Need help with this absolute value equation

Question

I need to solve the following equation involving absolute value:

$$|x-1| = 1-x$$

Looking at the term $x-1$, I thought I'd divide the interval into parts: $x < 1$ and $x \geq 1$. Now, when $x<1$, $|x-1|$ is negative, which means $|x-1|$ needs to be written as $1-x$. But now I get:

$$1-x = 1-x$$

which is an identity and not a solution. Anyway, so now I moved on to the next part, that of $x \geq 1$. Here $|x-1|$ is positive, and so I have:

$$1-x = x-1$$

which gives $x = 1$.

When I checked the answer, it was $x \leq 1$. I'm not sure how it was reached, but looking back at the equation I can see that $x=0$ is also a solution, which got eliminated during my approach.

Please help me straighten out my thinking here!

Answer 1

You have $|x - 1| = 1 - x$. Yes, we break it in cases

• if $x \geq 1$, the equation is $x - 1 = 1 - x$, and solving it wields us $x = 1$. Since $1 \geq 1$, our hypothesis, $1$ is a valid solution.

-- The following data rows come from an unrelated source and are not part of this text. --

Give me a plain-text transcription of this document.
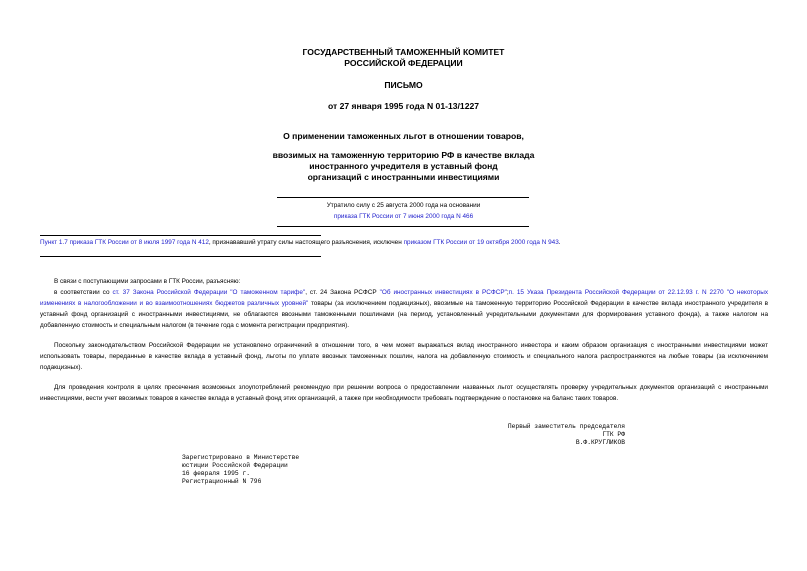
ГОСУДАРСТВЕННЫЙ ТАМОЖЕННЫЙ КОМИТЕТ
РОССИЙСКОЙ ФЕДЕРАЦИИ
ПИСЬМО
от 27 января 1995 года N 01-13/1227
О применении таможенных льгот в отношении товаров,
ввозимых на таможенную территорию РФ в качестве вклада
иностранного учредителя в уставный фонд
организаций с иностранными инвестициями
Утратило силу с 25 августа 2000 года на основании
приказа ГТК России от 7 июня 2000 года N 466
Пункт 1.7 приказа ГТК России от 8 июля 1997 года N 412, признававший утрату силы настоящего разъяснения, исключен приказом ГТК России от 19 октября 2000 года N 943.
В связи с поступающими запросами в ГТК России, разъясняю:
в соответствии со ст. 37 Закона Российской Федерации "О таможенном тарифе", ст. 24 Закона РСФСР "Об иностранных инвестициях в РСФСР";п. 15 Указа Президента Российской Федерации от 22.12.93 г. N 2270 "О некоторых изменениях в налогообложении и во взаимоотношениях бюджетов различных уровней" товары (за исключением подакцизных), ввозимые на таможенную территорию Российской Федерации в качестве вклада иностранного учредителя в уставный фонд организаций с иностранными инвестициями, не облагаются ввозными таможенными пошлинами (на период, установленный учредительными документами для формирования уставного фонда), а также налогом на добавленную стоимость и специальным налогом (в течение года с момента регистрации предприятия).
Поскольку законодательством Российской Федерации не установлено ограничений в отношении того, в чем может выражаться вклад иностранного инвестора и каким образом организация с иностранными инвестициями может использовать товары, переданные в качестве вклада в уставный фонд, льготы по уплате ввозных таможенных пошлин, налога на добавленную стоимость и специального налога распространяются на любые товары (за исключением подакцизных).
Для проведения контроля в целях пресечения возможных злоупотреблений рекомендую при решении вопроса о предоставлении названных льгот осуществлять проверку учредительных документов организаций с иностранными инвестициями, вести учет ввозимых товаров в качестве вклада в уставный фонд этих организаций, а также при необходимости требовать подтверждение о постановке на баланс таких товаров.
Первый заместитель председателя
ГТК РФ
В.Ф.КРУГЛИКОВ
Зарегистрировано в Министерстве
юстиции Российской Федерации
16 февраля 1995 г.
Регистрационный N 796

• if $x < 1$, the equation is $1 - x = 1 - x$, which is true for every $x$, **such that $x < 1 $ **

Now we join all our solutions: every $x < 1 $ and $x = 1$, that is, $x \leq 1$. Ok?

Answer 2

Note $|x-1|=|-(1-x)|=|1-x|$.

So, your question is finding $x$ such that $|1-x|=1-x$. If $1-x\geq 0$, then this is $1-x=1-x$, which is always true, so one set of solutions is $1-x \geq 0$ or $1 \geq x$.

If $1-x \leq 0$, then $|1-x| = -(1-x)$, so this is $-(1-x)=1-x$. This is true if and only if $1-x=0$ or $x=1$ ($a=-a$ is true if and only if $a=0$).